A particularly important point that shifted positively my perspective was the discussion around the broader utility of the method beyond property optimization. I now see its potential for property targetting as well, especially for properties that depend on the size of the graph, not just in molecular domains but in graph settings more generally. The flexibility of dynamically adjusting the number of nodes during the denoising process is indeed valuable. The results in Tables 1 and 2 support this view: while GrIDDD does not outperform existing methods for tasks where property dependence on graph size is minimal, it excels in cases where that dependency is more direct. This intuition is hinted in the text, but I would encourage the authors to elaborate further and make it more explicit in the final version.

评论

We thank the reviewer for the time and effort in evaluating our paper. We are pleased that all the major concerns have been addressed, and that the discussion has clarified the contributions of GrIDDD, in particular regarding its effectiveness for molecular property targeting and optimization.

We would also thank the reviewer for the opportunity to engage in this fruitful dialogue, which we believe has contributed to a clearer understanding of our work and its implications.

We remain fully committed to fixing all formatting issues and improving the discussion of all the points mentioned by the reviewer in the main text. Due to space constraints, the ablation and the hyperparameter sensitivity studies will be documented in the appendix sections, but they will nonetheless be properly referred to in the main text for clarity and ease of access.

审稿意见
4

The manuscript presents a method, GRIDDD, that extends the DIGRESS method for discrete graph diffusion by monotonic node insertion or removal. Original DIGRESS method shows excellent performance in molecular generation tasks, but number of nodes of the graph have to be specified beforehand. For some applications, e.g., drug design, one aims to generate a molecule with specific properties and the size of the molecule might not be known beforehand. The GRIDDD method allows to change the number of atoms during the diffusion process; in combination with classifier guidance this makes it possible to optimize the generated molecule towards a certain property. For this, the manuscript introduces new transition states for deleting nodes, a scheduling function that determines when and how likely a deletion/insertion happens as well as an auxiliary neural network that predicts how many nodes to delete at a specific time step.

优缺点分析

First of all, the limitation that graph size has to be specified beforehand is not as critical as it seems. One can simply start from multiple graph sizes and sample all of them, deciding for the best graph afterwards. This is more time consuming than changing graph size during denoising, though. Another possibility is to learn a predictor that estimates an optimal graph size for the given problem. This is done by FREEGRESS and the evaluation shows that the GRIDDD method performs more or less the same for most problems. Only for molecular weight, the GRIDDD method outperforms FREEGRESS clearly. However, this is a property that completely depends on graph size and might be somewhat arbitrary and, in practice, rather uninteresting.

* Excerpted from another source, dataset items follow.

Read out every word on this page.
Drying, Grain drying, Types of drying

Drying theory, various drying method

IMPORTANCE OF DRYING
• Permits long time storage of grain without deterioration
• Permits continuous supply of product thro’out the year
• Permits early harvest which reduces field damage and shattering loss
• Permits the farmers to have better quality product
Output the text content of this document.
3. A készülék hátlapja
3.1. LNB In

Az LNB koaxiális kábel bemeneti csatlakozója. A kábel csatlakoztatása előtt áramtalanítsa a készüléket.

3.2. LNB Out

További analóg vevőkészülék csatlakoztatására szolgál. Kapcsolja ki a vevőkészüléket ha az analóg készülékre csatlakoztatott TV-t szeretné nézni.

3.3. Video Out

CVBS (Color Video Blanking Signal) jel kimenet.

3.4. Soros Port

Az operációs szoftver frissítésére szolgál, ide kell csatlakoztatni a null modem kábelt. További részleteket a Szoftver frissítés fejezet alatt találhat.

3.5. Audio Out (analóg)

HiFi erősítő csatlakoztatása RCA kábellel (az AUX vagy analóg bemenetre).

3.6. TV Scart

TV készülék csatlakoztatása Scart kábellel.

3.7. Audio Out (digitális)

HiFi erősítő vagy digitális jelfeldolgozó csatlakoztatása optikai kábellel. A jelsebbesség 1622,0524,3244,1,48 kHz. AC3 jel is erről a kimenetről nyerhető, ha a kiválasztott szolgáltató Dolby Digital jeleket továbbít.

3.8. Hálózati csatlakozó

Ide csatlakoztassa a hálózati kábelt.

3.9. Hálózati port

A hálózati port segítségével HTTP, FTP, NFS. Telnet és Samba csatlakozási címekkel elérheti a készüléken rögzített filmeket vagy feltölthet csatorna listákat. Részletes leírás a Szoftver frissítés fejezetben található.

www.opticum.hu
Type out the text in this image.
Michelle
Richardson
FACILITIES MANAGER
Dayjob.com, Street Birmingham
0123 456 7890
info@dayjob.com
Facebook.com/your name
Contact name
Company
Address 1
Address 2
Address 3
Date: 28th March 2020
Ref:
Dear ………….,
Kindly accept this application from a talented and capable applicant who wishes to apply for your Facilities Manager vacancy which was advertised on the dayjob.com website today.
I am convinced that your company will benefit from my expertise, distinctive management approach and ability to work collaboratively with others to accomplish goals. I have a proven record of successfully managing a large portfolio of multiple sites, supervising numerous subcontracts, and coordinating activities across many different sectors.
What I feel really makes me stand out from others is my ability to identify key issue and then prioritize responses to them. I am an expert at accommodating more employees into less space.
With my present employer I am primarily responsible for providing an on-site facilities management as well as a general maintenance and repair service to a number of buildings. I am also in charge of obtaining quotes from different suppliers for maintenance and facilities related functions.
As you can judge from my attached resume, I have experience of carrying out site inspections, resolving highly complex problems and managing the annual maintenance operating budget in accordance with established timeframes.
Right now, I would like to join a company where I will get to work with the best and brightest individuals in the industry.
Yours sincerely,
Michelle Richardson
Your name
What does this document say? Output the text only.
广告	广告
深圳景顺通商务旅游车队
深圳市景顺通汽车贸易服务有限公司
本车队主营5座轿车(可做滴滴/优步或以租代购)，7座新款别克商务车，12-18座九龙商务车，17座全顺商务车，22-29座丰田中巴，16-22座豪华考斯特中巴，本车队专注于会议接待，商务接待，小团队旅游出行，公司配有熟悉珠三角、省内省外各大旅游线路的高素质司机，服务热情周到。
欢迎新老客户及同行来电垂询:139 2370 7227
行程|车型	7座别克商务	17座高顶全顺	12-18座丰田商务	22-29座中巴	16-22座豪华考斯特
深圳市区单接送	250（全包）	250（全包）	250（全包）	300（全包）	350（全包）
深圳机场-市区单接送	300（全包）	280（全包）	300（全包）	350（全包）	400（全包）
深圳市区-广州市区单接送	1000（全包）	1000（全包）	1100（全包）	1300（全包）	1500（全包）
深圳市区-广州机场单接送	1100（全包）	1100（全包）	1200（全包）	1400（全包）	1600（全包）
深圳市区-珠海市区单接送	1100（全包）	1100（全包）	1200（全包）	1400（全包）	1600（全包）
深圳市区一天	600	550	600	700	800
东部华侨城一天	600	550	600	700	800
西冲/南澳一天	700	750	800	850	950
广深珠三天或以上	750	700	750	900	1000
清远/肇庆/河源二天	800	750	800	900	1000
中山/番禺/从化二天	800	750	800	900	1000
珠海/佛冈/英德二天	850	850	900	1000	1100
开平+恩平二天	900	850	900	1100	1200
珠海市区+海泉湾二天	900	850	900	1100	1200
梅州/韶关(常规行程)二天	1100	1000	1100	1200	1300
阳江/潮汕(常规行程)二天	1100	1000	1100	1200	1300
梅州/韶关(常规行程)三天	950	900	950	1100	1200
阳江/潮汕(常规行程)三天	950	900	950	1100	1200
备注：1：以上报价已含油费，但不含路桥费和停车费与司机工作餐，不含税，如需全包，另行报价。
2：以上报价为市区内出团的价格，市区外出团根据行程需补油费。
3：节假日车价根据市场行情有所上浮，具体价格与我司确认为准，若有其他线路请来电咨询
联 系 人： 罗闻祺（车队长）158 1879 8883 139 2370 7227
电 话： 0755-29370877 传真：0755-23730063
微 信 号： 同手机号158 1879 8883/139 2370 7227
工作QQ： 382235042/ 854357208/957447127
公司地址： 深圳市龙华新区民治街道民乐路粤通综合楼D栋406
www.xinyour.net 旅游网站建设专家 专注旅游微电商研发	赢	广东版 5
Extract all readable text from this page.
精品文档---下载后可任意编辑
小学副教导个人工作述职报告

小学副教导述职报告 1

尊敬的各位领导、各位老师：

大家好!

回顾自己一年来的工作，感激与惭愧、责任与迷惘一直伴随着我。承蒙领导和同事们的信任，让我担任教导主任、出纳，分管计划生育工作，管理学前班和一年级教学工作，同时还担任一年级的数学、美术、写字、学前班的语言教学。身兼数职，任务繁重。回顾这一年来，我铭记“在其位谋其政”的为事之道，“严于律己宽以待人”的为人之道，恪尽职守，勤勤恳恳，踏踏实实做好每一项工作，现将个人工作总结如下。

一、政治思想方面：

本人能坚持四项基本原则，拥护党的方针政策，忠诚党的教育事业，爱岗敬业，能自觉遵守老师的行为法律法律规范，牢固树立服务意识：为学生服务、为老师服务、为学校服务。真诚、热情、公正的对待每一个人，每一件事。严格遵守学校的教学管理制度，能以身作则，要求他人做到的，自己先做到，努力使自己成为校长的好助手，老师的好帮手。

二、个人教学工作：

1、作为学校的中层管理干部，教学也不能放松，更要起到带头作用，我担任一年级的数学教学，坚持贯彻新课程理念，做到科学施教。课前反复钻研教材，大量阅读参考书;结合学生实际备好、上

I would argue that the most interesting problems for generative models are sampling of similar molecules that optimize certain properties (e.g., given an already known drug, find another one that is highly similar but has better water solubility). For such tasks the size of the optimized/generated molecule is often close to the input molecule anyways. The interesting question here would be rather: can I start from the input molecule and only add a little bit of noise to ensure that the generated molecule is close. Here, a method like GRIDDD could be advantageous, as it allows, in theory, to add new nodes rather late in the diffusion process. I'm not sure if the "Property optimization" section goes in this direction, as the description does not mention if they start from a random latent or from a input molecule.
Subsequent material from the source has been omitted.